Russell Galley, Managing Director, Halifax, said: “There’s no doubt that the next year will be important for the housing market with much of the immediate focus on what impact Brexit may have. However, more fundamentally it is key underlying factors of supply and demand that will ultimately shape the market.
“On the supply side the most constraining factor to the health of the market is the shortage of stock for sale, although this does support price levels. On the demand side we see very high employment levels, improving real wage growth, low inflation and low mortgage rates. All positive drivers tempered by the challenges of raising deposits.

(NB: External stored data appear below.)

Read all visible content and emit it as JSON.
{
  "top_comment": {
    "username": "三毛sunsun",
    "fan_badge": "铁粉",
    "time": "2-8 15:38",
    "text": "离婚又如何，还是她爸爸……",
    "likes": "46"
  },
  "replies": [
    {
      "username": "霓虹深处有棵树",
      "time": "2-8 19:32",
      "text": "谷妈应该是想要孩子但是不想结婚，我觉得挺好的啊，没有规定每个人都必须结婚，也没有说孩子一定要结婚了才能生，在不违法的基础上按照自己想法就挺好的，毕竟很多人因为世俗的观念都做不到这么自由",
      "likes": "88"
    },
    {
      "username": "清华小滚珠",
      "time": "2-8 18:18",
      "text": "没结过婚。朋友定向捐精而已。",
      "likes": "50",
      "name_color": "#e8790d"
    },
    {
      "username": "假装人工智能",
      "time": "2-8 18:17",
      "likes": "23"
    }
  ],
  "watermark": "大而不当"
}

On balance therefore we expect price growth to remain subdued in the near term.”
The issue of supply is reflected by the Royal Institution of Chartered Surveyors (RICS), which mirrored these findings, and added that the number of new properties being listed as sales had fallen dramatically, with net demand balance at -25%, the weakest since July 2016.
Affordability gap widens
Elsewhere, Lloyds reported that the affordability in cities has worsened, with the gap between house prices and average earnings increasing, from a ratio of 5.6 in 2012, to 7.0 in 2017.
Lloyds Bank’s Affordable Cities Review found that Oxford, Cambridge, Greater London, Brighton and Hove and Bath were the most unaffordable cities in the UK.
While Oxford is the most unaffordable city to live in, the report found that Cambridge recorded the largest house price increases of 47% over 10 years. Unsurprisingly, Greater London house prices recovered the fastest post downturn, with an increase of 57% between 2012 and 2017.
However, the Brexit effect of the loss in value of the pound has seen a rush of foreign buyers sweeping to seize London prime property, with 57% of the homes bought in the capital’s most sought after postcodes in the the latter half of 2018 by an international buyer, reported CityA.M.
However, what these gloomy reports underline is the need for a diversified market that has a range of products to tempt buyers to come forward, when the lure of the traditional housing ladder has been removed. This negative scenario still has the potential to be a positive for the custom and self build sector, especially of more affordable products come to market.